Country-only stations are rare in the UK: in London there was the AM station Country 1035 (David Allan was an early presenter), the short-lived Clyde spin-off 3C and CMR, (Country Music Radio), a sister station of QEFM, broadcasting via satellite in the 1990s which still has an online presence as CMR Nashville with the original owner and DJ Lee Williams. More recently there's Chris Country which has DAB and DAB+ coverage in a number of regions.      

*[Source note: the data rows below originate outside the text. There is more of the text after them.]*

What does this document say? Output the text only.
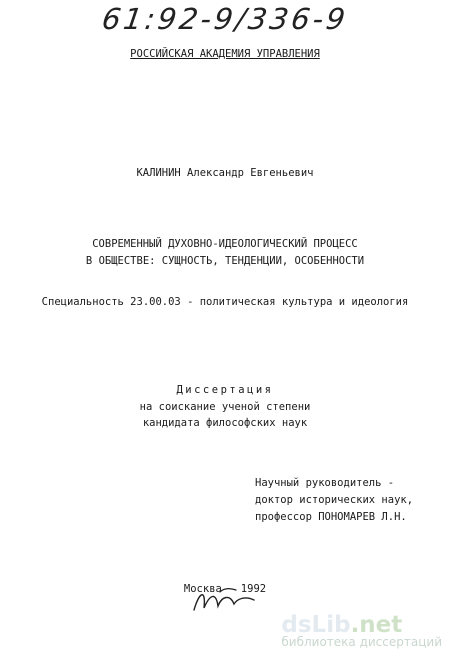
61:92-9/336-9
РОССИЙСКАЯ АКАДЕМИЯ УПРАВЛЕНИЯ
КАЛИНИН Александр Евгеньевич
СОВРЕМЕННЫЙ ДУХОВНО-ИДЕОЛОГИЧЕСКИЙ ПРОЦЕСС
В ОБЩЕСТВЕ: СУЩНОСТЬ, ТЕНДЕНЦИИ, ОСОБЕННОСТИ
Специальность 23.00.03 - политическая культура и идеология
Диссертация
на соискание ученой степени
кандидата философских наук
Научный руководитель -
доктор исторических наук,
профессор ПОНОМАРЕВ Л.Н.
Москва - 1992
dsLib.net
библиотека диссертаций
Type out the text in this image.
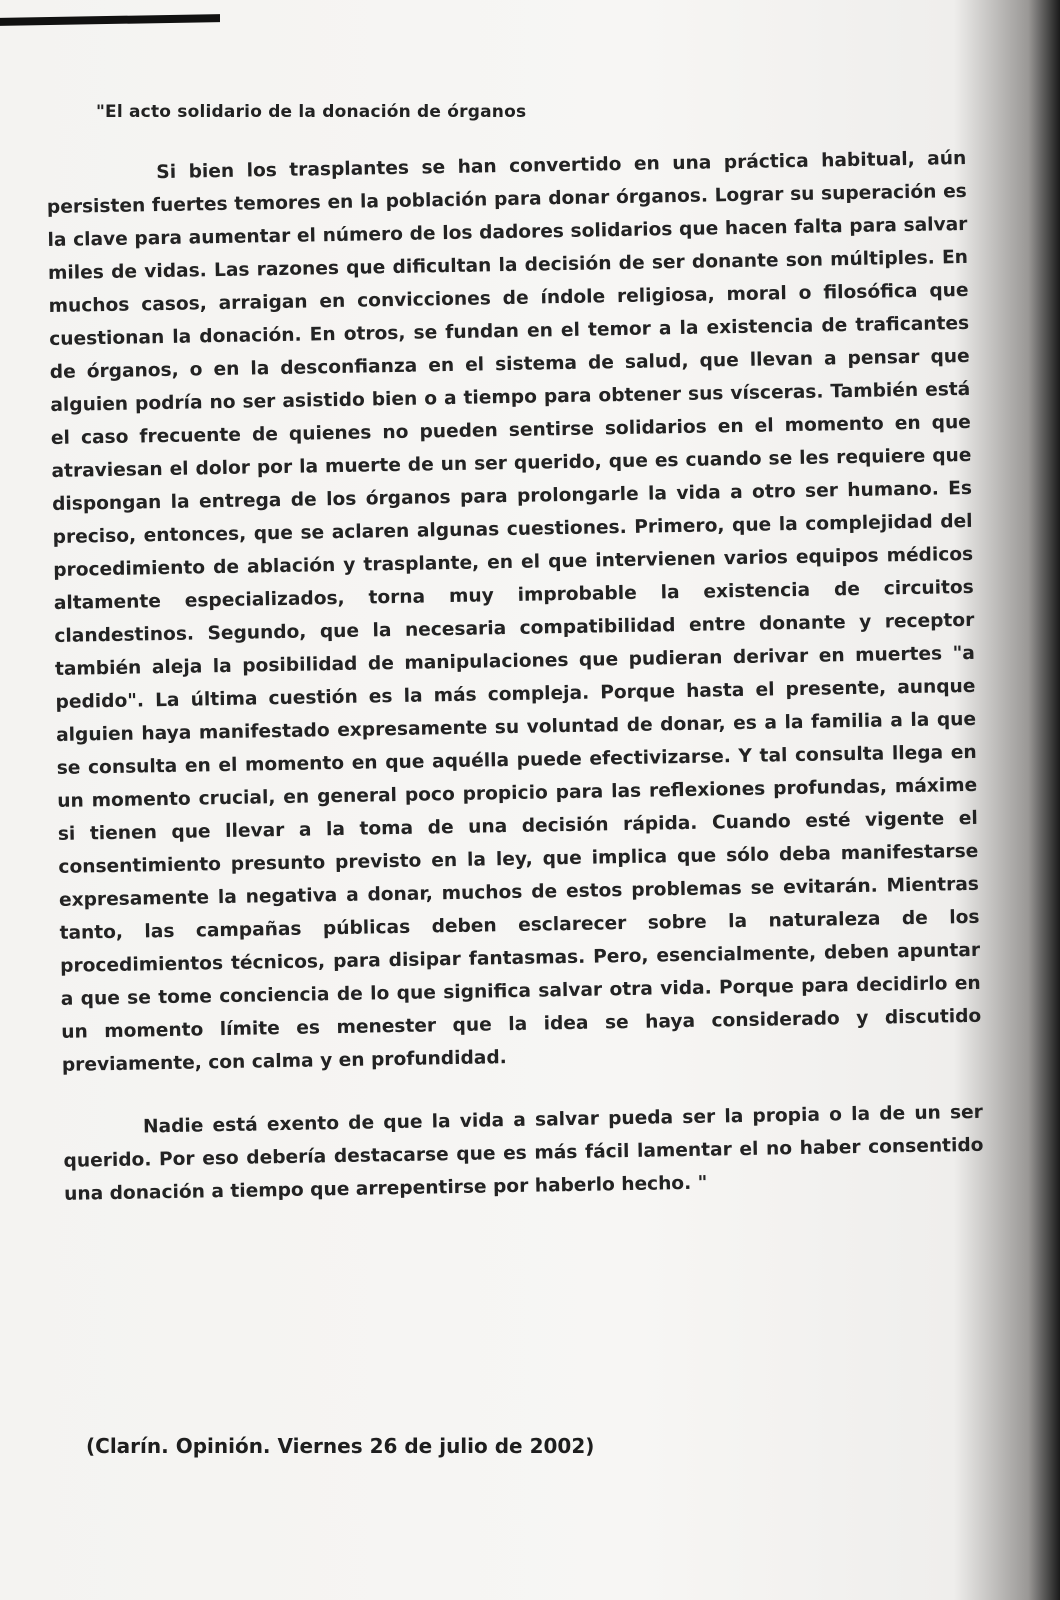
"El acto solidario de la donación de órganos

Si bien los trasplantes se han convertido en una práctica habitual, aún persisten fuertes temores en la población para donar órganos. Lograr su superación es la clave para aumentar el número de los dadores solidarios que hacen falta para salvar miles de vidas. Las razones que dificultan la decisión de ser donante son múltiples. En muchos casos, arraigan en convicciones de índole religiosa, moral o filosófica que cuestionan la donación. En otros, se fundan en el temor a la existencia de traficantes de órganos, o en la desconfianza en el sistema de salud, que llevan a pensar que alguien podría no ser asistido bien o a tiempo para obtener sus vísceras. También está el caso frecuente de quienes no pueden sentirse solidarios en el momento en que atraviesan el dolor por la muerte de un ser querido, que es cuando se les requiere que dispongan la entrega de los órganos para prolongarle la vida a otro ser humano. Es preciso, entonces, que se aclaren algunas cuestiones. Primero, que la complejidad del procedimiento de ablación y trasplante, en el que intervienen varios equipos médicos altamente especializados, torna muy improbable la existencia de circuitos clandestinos. Segundo, que la necesaria compatibilidad entre donante y receptor también aleja la posibilidad de manipulaciones que pudieran derivar en muertes "a pedido". La última cuestión es la más compleja. Porque hasta el presente, aunque alguien haya manifestado expresamente su voluntad de donar, es a la familia a la que se consulta en el momento en que aquélla puede efectivizarse. Y tal consulta llega en un momento crucial, en general poco propicio para las reflexiones profundas, máxime si tienen que llevar a la toma de una decisión rápida. Cuando esté vigente el consentimiento presunto previsto en la ley, que implica que sólo deba manifestarse expresamente la negativa a donar, muchos de estos problemas se evitarán. Mientras tanto, las campañas públicas deben esclarecer sobre la naturaleza de los procedimientos técnicos, para disipar fantasmas. Pero, esencialmente, deben apuntar a que se tome conciencia de lo que significa salvar otra vida. Porque para decidirlo en un momento límite es menester que la idea se haya considerado y discutido previamente, con calma y en profundidad.

Nadie está exento de que la vida a salvar pueda ser la propia o la de un ser querido. Por eso debería destacarse que es más fácil lamentar el no haber consentido una donación a tiempo que arrepentirse por haberlo hecho. "

(Clarín. Opinión. Viernes 26 de julio de 2002)
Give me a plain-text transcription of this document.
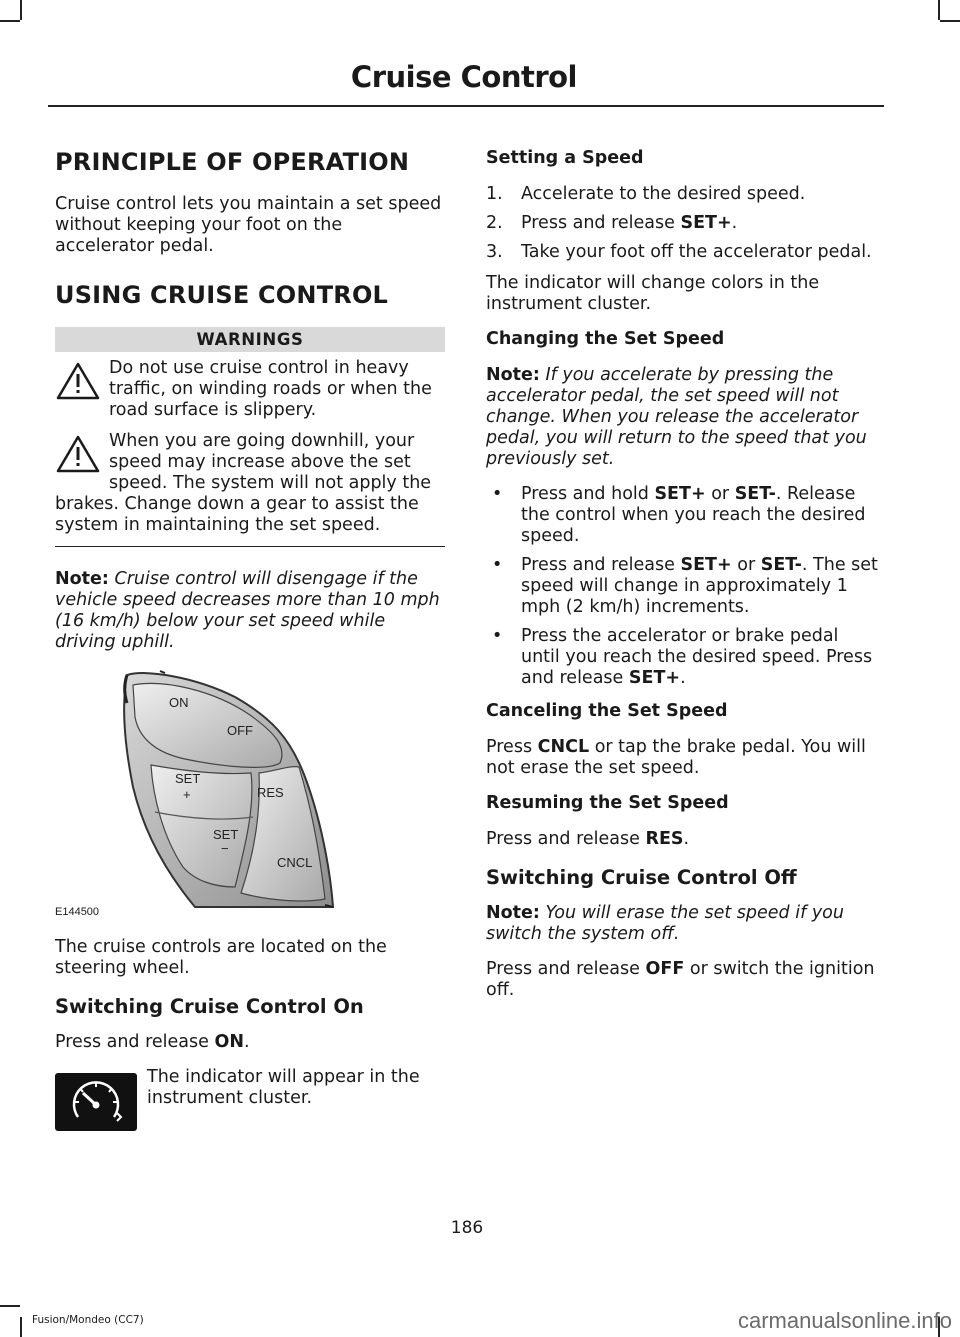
Cruise Control
PRINCIPLE OF OPERATION

Cruise control lets you maintain a set speed without keeping your foot on the accelerator pedal.

USING CRUISE CONTROL
WARNINGS
Do not use cruise control in heavy traffic, on winding roads or when the road surface is slippery.
When you are going downhill, your speed may increase above the set speed. The system will not apply the brakes. Change down a gear to assist the system in maintaining the set speed.

Note: Cruise control will disengage if the vehicle speed decreases more than 10 mph (16 km/h) below your set speed while driving uphill.

ON
OFF
SET
+	RES
SET
−
CNCL
E144500

The cruise controls are located on the steering wheel.

Switching Cruise Control On

Press and release ON.

The indicator will appear in the instrument cluster.
Setting a Speed
1. Accelerate to the desired speed.
2. Press and release SET+.
3. Take your foot off the accelerator pedal.

The indicator will change colors in the instrument cluster.

Changing the Set Speed

Note: If you accelerate by pressing the accelerator pedal, the set speed will not change. When you release the accelerator pedal, you will return to the speed that you previously set.

• Press and hold SET+ or SET-. Release the control when you reach the desired speed.
• Press and release SET+ or SET-. The set speed will change in approximately 1 mph (2 km/h) increments.
• Press the accelerator or brake pedal until you reach the desired speed. Press and release SET+.
Canceling the Set Speed

Press CNCL or tap the brake pedal. You will not erase the set speed.

Resuming the Set Speed

Press and release RES.

Switching Cruise Control Off

Note: You will erase the set speed if you switch the system off.

Press and release OFF or switch the ignition off.

186
Fusion/Mondeo (CC7)	carmanualsonline.info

The new kid on the block in 1992 was Nick Barraclough. Country music was breaking through to the mainstream with artists like Garth Brooks and Mary Chapin Carpenter and his show, Nick Barraclough's New Country, reflected that. Nick had been a folk musician in the 1970s but started to broadcast in the early 1980s on his local station BBC Radio Cambridgeshire as well as introducing the Cambridge Folk Festival coverage on BBC2. He moved into radio production, working on a number of music documentaries for Radio 2 and joining the team of producers for Gloria Hunniford's show. He worked on programmes as musically diverse as Country Club and Alan Keith's The Golden Years. Running from 1992 to 2007 New Country was an independent production from Smooth Operations, a company of which Nick was a director. This short clip is from the 1990s, I seem to have mislaid the exact date.   




When Wally Whyton left Radio 2 in 1995 David Allan was back in the hot seat on Country Club. In January 1997 he had the sad task of informing listeners of Wally's death. Here's part of that show from 24 January.





Bob Harris had always played country music on his Radio 1 and Radio 2 shows but it was still a surprise when network controller Jim Moir asked him to present a show dedicated to the genre, to "explore the fringes of mainstream and unearth the new artists who were going to take the music forward". Bob Harris Country launched on 8 April 1999 and, of course, remains on air to this day, the station's only regular country show. In this special edition from 21 October 2010 Bob talks to Mary Chapin Carpenter.